2) La Porchetta Pollo, Old Compton Street, Soho
Disclaimer: It’s not fancy on the inside. However, this unassuming Italian is not without its charm. (I hate myself for that sentence)
All the waiters are Italian born and bred and the food is so excellent I basically want to go there now having just had lunch.
Think huge bowls of creamy pasta and massive thin crust pizzas all for around the £6.00 – 8.00 marker. It’s incredible. And the wine’s pretty great too.

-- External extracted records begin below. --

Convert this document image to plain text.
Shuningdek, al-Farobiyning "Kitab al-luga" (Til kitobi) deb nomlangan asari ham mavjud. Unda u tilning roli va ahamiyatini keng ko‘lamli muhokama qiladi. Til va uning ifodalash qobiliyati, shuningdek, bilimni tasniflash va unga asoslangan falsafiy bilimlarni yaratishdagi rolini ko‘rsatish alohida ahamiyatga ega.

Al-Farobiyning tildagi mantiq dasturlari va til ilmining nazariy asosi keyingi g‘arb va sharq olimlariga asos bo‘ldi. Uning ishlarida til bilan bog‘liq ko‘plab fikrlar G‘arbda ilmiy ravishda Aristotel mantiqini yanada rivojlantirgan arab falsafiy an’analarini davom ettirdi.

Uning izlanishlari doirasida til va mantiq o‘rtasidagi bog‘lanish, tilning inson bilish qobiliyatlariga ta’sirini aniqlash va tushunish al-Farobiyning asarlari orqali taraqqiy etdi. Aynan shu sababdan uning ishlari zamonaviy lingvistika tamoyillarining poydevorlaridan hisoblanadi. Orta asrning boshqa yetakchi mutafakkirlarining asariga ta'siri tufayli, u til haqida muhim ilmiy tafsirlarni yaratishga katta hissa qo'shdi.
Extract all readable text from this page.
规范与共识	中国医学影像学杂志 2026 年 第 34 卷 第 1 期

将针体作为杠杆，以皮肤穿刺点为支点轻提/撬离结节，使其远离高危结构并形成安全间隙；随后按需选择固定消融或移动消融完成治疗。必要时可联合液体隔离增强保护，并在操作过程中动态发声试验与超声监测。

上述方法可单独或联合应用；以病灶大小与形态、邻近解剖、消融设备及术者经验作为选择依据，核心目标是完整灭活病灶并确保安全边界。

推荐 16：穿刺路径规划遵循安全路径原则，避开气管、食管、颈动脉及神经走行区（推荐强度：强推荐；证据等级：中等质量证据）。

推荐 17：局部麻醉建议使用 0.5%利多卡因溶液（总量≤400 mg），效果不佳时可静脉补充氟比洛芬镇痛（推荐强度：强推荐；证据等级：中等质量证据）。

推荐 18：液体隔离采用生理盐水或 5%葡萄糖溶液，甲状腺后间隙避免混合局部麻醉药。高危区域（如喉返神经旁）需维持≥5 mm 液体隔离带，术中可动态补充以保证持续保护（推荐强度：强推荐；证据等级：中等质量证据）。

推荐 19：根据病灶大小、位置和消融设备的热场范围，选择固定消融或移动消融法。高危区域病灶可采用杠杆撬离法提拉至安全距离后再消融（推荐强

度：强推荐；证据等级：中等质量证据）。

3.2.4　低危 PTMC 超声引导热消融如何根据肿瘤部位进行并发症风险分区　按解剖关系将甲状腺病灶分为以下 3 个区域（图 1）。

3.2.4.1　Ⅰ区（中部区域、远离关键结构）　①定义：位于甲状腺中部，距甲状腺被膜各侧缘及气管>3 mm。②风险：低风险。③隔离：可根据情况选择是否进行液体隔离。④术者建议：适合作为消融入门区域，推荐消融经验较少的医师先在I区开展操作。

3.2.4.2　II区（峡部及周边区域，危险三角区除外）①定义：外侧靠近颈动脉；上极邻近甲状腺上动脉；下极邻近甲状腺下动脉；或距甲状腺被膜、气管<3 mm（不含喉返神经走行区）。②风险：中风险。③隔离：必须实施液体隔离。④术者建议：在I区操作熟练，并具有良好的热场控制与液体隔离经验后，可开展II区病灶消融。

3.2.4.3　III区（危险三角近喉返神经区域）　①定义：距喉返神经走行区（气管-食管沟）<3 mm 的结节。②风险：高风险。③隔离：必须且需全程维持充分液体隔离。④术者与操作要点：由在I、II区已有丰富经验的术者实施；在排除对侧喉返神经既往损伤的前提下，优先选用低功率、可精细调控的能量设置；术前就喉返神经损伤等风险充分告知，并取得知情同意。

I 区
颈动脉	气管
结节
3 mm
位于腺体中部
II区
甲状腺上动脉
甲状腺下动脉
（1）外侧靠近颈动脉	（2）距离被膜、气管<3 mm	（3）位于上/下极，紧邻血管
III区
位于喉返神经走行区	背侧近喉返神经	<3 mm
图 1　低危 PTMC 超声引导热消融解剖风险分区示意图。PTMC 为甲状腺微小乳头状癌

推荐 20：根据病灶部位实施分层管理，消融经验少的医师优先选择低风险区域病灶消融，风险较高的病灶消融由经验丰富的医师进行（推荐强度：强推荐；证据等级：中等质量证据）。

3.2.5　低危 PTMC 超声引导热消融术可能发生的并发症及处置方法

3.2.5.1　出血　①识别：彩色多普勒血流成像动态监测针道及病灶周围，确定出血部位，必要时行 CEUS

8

3) Viet Grill, Kingsland Road, Dalston
All hail the beauty of BYOB. This Vietnamese is absolutely delicious and has a really buzzy atmosphere too (hey guys I started a blog and now I use words like buzzy). You could get yourself this delicious bottle of red to go with it for four quid. Plus it comes in a bottle with a cork so you look fancy as all hell. Tastes like a dream too.
‘no please nice sensible friend…don’t pay for my dumplings because I bought the fancy wine. What a thought!’ (generous, warm laugh)
Food wise go for a delicious wok fried ramen noodle for £6.50.
4) Mama Lan, Brixton Village (and other locations)
Head to Brixton village for a nice cheap Chinese that feels exponentially less cheap because it is in the rather picturesque Brixton village market. I.e. it feels like you went there on purpose. Not because you are a cheapskate.
Grab some delicious steamed dumplings for around the £6.50 mark and top it off with a £3.50 beer. Sorted!
5) Kolossi Grill, Exmouth Market
Ok its probably only fair to share some home truths with you on this one. It’s a slightly odd venue. A green Grecian façade that sticks out like a weird old thumb amongst the red bricks of Farringdon. Also service is…lets call it leisurely.
But when you consider that the food is delicious, the waiters are all greek and massive flirts (i.e. humoured drunk me) and that beer is £3.70 for a big old bottle then really you could sit in there for hours.
If you can convince your friend to go for lunch you can get THREE COURSES for six quid. Which should be illegal. I worked opposite this restaurant for a year and I can safely attribute my new chin all to them.
Also if you fancy a drink before you could head to café kick on pretty Exmouth market next door and have a beer for £1.50. I don’t even like beer and I had four.
I hope that helps chums. God speed, good luck and pray god no one asks you to split the bill.